Yes, the motors from that factory come with the thin bmx 10 tooth sprocket and a slant head.
 

mapbike

Well-Known Member
Mar 14, 2010
5,502
109
63
Central Area of Texas
Yeah, maybe I should read my own posts before asking questions, haha. Anyhow, I took the clutch cover off and found some problems. First, the clutch plate was really tight, I unscrewed the set screw and loosed the clutch plate until the clutch would disengage and reengage as it should. But the problem is that the holes in the clutch plate seem to be drilled a little too large so when I put the 3 pins into the holes there is a lot of play. When I tighten the clutch plate down and tighten the set screw, the clutch plate has a bit of a wobble. When I disengage the clutch it seems to stick briefly before breaking free from the gears. I'm not sure if this will be a problem or not but it is now engaging and disengaging at least. Also, I'm not sure if the heat caused this (it was a very short test ride), it sure did seem that the clutch plate was very tight to begin with. The pucks didn't look melted at all. The clutch pads look to be in excellent condition. Everything else looks great. I will try the 75 jet and see how it runs. I might have to go with a 71 or 72 to get it jetted correctly. It's too bad that it runs hot with the 70 jet because, except for the heat, it was running very well with lots of power. I'm not sure why the 70 jet is too lean, except I do have a bottle boost on the intake. I'm wondering how it would be if I disconnected it. The bottle boost was kinda bought on a whim when I first got my kit. Adding it was a little disappointing because the upgrade was not really noticeable. I left it on because I thought that it can't do any harm and might be making a slight difference but now I'm not so sure. Do you think the bottle boost could be causing a lean condition?

.trk

Did you check your spark plug color?

On my last build it ran so hot that the steel base of the spark plug would turn a light grayish blue color after just a few miles of riding, plug color was a bit grayish, so drilled jet up one size which got the plug color to a light-medium brown and then after riding for several miles I could touch the head without getting an instant burn, I also installed a Puch 70cc hi hi head which made it run even cooler up top.
If you have some wire gauge drill bits I would find the one that fits the 70 jet and then drill it with the next larger bit and see what it does then, I get my bit sets from widgetsupply cheap and they ship quick in my experience, best place I have found for all the dremel tool bits I use for port work on my jugs and bits for drilling the carb jets.

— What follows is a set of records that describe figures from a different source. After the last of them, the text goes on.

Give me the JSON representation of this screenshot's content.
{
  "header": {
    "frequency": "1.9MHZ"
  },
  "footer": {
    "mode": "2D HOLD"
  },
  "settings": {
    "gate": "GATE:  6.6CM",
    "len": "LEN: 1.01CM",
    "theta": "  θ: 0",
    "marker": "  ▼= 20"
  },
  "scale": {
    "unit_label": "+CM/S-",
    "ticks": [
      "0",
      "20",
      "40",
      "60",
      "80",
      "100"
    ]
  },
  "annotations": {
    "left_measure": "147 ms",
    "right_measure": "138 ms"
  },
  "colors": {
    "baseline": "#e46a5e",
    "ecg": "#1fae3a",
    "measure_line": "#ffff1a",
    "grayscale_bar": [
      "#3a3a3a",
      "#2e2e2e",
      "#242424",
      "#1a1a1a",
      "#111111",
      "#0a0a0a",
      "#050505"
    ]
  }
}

Note: I'm running RT carb myself now, I'm using 70 jet with heavily ported jug, shorty manic intake, Puch 70cc hi hi head, expansion exhaust and right now it will cruise @ 40-42mph in the 8000+RPM range and I have a nice brown plug color and no overheating, I'm at 1,240ft above sea level.

My original lean run condition and overheating was when I was still running the NT carb before I jetted it up a little.

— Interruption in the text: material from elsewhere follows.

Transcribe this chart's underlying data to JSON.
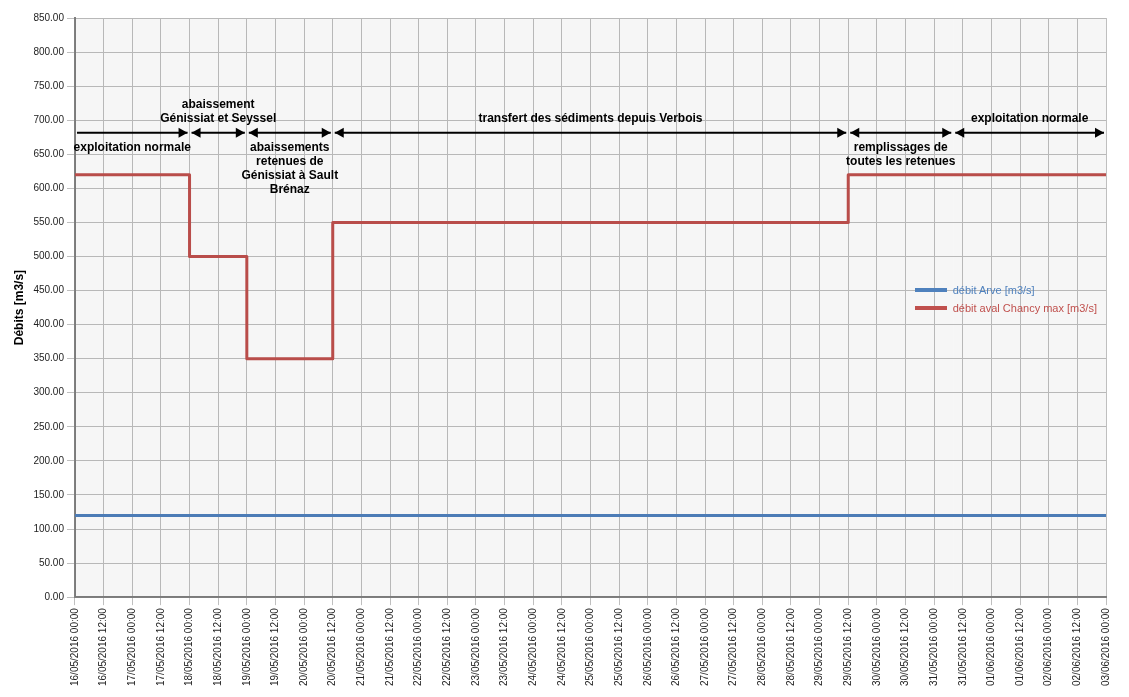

Here is a couple links to the bit set and a pin vise for the bits.

http://www.widgetsupply.com/product/WB05.html

http://www.widgetsupply.com/product/SHG3-840.html


Hope this helps and hope you get it worked out asap.

Map
reddd
 

TwistedAlloy68

New Member
Jul 28, 2013
16
0
0
Bellingham WA
Didnt see much on the bad about this bottom end. Has anyone installed it and experienced a loss of power? I replaced a stock bottom end and it cut the power way down? Thanks.